Courant 2007, Dakouo Mounkoro, né vers 1983 à Bérékou (Tominian), employé comme gardien au domicile d’Henry Kéita, a tenté de violer Djénèba Coulibaly et Maïmouna Coulibaly toutes deux aides ménagères venues passer la nuit avec leur cousine Hawa Sabo, la domestique d’Henry Kéita.
Informé de cet acte de son gardien, M. Kéita prévient ce dernier de ne plus se comporter ainsi. Cette mise en garde met mal à l’aise Dakouo, qui s’engage alors à faire du mal à toute la famille de M. Kéita avant de s’en aller.

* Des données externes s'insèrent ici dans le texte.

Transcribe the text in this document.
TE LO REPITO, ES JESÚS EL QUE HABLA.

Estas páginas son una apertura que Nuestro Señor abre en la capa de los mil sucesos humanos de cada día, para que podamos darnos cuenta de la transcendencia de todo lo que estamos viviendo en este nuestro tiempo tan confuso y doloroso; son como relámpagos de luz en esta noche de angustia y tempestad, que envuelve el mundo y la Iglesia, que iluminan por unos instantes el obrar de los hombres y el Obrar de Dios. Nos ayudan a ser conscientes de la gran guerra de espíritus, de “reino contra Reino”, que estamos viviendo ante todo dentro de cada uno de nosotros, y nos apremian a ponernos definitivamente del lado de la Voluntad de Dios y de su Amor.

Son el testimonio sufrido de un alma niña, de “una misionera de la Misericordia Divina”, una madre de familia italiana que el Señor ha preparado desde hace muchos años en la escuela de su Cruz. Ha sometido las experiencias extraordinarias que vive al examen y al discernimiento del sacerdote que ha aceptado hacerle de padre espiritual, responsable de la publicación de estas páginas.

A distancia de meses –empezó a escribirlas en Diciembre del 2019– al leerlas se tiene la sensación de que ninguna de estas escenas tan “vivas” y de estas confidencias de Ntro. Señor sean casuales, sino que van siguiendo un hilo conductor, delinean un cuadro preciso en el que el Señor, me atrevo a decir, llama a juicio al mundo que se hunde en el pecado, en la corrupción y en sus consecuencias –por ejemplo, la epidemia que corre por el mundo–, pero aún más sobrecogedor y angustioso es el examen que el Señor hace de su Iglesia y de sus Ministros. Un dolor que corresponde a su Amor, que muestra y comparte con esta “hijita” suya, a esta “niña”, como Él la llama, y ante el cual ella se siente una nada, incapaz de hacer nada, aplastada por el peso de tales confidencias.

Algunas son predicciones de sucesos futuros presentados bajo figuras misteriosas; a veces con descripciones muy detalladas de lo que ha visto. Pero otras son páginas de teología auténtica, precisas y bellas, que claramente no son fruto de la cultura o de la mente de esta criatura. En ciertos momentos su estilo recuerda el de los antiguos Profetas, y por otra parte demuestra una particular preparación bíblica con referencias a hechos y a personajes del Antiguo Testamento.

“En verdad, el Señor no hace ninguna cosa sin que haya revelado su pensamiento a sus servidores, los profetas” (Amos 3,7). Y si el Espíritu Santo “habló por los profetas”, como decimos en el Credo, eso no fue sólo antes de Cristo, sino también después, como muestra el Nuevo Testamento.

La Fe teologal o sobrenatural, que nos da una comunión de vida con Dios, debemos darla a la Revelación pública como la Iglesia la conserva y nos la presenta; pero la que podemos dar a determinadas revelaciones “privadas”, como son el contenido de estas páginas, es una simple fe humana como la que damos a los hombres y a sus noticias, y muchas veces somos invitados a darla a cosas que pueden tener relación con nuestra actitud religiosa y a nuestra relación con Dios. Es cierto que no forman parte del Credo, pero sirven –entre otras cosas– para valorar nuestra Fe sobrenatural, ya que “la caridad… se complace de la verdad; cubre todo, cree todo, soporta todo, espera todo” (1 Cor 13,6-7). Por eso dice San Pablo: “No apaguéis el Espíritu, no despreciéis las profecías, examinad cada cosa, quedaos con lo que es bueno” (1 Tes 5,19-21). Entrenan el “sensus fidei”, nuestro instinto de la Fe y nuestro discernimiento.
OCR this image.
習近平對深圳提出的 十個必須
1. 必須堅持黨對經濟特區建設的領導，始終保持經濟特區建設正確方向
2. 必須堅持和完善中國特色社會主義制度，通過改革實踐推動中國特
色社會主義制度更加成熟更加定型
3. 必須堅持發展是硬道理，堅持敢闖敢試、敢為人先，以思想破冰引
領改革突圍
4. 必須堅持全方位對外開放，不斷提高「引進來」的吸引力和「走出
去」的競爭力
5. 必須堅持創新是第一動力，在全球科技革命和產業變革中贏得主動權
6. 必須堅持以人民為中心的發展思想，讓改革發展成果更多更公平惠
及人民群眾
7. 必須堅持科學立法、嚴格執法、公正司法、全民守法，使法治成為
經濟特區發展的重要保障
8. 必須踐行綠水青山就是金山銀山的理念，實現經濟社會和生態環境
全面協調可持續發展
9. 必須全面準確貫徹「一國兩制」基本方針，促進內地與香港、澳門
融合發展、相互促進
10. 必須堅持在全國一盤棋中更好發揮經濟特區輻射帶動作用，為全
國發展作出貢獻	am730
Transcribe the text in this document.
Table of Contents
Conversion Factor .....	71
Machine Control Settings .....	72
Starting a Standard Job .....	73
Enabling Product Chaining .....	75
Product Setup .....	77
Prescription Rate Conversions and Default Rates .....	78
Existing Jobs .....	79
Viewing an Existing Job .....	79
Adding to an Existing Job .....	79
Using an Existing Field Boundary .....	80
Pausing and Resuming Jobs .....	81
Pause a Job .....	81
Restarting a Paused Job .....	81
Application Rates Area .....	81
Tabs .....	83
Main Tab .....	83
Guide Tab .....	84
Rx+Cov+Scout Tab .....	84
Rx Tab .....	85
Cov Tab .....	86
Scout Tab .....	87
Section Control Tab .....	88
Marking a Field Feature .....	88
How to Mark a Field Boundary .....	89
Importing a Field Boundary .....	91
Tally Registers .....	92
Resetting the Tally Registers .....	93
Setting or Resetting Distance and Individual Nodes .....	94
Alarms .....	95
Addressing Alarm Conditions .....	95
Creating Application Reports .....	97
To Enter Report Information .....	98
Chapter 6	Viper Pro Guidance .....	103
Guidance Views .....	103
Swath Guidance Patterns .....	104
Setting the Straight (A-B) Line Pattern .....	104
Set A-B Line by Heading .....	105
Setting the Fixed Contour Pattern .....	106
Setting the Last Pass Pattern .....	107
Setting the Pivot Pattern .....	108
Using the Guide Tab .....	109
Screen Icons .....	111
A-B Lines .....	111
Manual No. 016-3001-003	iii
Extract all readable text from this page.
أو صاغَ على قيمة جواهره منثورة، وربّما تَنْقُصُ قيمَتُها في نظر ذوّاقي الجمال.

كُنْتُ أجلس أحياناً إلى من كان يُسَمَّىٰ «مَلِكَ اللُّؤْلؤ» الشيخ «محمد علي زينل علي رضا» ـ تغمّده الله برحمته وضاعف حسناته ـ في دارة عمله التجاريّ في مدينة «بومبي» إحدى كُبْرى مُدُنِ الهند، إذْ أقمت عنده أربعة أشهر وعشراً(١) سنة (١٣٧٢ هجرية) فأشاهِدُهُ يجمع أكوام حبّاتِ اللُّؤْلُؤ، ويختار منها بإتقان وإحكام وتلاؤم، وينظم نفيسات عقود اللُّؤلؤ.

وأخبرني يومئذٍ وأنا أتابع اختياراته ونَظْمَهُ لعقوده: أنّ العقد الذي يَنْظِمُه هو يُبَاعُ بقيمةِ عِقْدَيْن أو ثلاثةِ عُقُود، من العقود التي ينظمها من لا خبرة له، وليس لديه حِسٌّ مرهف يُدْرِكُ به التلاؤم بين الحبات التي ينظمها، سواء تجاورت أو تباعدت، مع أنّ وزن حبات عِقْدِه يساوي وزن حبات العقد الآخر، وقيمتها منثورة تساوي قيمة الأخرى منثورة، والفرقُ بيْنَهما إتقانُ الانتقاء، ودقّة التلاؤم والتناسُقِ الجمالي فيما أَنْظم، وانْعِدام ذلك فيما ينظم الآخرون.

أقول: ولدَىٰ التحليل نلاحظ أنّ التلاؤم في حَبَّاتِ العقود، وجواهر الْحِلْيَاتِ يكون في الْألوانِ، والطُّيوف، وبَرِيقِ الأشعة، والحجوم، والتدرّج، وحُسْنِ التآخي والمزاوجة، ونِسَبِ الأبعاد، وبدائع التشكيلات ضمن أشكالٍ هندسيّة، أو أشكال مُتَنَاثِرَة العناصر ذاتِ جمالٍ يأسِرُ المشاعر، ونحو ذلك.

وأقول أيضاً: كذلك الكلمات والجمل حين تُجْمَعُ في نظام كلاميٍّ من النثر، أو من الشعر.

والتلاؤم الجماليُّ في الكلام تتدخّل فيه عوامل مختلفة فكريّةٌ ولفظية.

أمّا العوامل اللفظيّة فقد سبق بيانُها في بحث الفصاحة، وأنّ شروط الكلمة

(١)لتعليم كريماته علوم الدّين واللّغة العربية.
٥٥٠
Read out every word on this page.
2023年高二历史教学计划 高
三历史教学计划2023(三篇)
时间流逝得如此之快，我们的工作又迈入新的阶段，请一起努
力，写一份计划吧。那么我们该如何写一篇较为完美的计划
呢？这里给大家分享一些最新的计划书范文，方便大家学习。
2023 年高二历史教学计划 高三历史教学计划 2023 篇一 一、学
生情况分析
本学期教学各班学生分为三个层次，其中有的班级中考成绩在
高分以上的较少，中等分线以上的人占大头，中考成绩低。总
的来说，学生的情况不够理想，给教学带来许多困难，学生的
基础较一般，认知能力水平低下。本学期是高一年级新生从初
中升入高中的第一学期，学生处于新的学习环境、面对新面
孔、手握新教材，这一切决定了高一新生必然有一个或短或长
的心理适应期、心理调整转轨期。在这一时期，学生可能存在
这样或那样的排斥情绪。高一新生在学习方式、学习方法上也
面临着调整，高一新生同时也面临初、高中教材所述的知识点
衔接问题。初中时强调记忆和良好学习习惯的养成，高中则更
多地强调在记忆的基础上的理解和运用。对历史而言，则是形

Afin de parvenir à son dessein criminel, il favorise l’introduction au domicile d’Henry Kéita de trois de ses compagnons armés de coupe-coupe tout en laissant la porte ouverte. Après s’être introduits, les trois hommes se sont emparés de l’aide ménagère Hawa Sabo obligeant celle-ci à prendre un sachet contenant une substance qui leur avait été remise par Dakouo dans le but l’administrer dans la nourriture de la famille Kéita.
Face à son refus catégorique, Hawa Sabo se fait bâillonner. Ligotée, les yeux bandés, elle est entraînée de force par deux des malfaiteurs dans un véhicule en stationnement dans le garage pendant que le troisième se charge de répandre la substance nuisible dans le puits. En outre, ils endommagent sérieusement le véhicule avant de disparaître.
Interpellé, Dakouo a reconnu les faits à la police. Mais, il a tenté lundi de les nier devant la Cour. A ses dires, c’est parce qu’il a été torturé par la police qu’il a reconnu les faits qui lui sont reprochés. "Je n’ai pas ouvert la porte. Je n’étais pas là quand on endommageait le véhicule de M. Kéita", a-t-il dit.
La Cour a entendu Henry Kéita et son épouse qui ont confirmé que Dakouo était à la maison au moment des dégâts. "J’étais sorti. Il était seul à la maison avec mon aide ménagère", a expliqué M. Kéita
L’avocat de la partie civile a indiqué que Dakouo est membre d’une association de malfaiteurs. Le ministère public a avoué "qu’à analyser ce dossier de près, je suis entièrement d’accord avec la partie civile. L’acte commis par Dakouo constitue un crime contre la paix sociale selon la loi".
Pour l’avocat de la défense, il n’y a aucune preuve. Malgré les dénégations, la réplique de l’avocat de la défense, la Cour a reconnu Dakouo Mounkoro coupable. Elle l’a condamné à 20 ans de réclusion.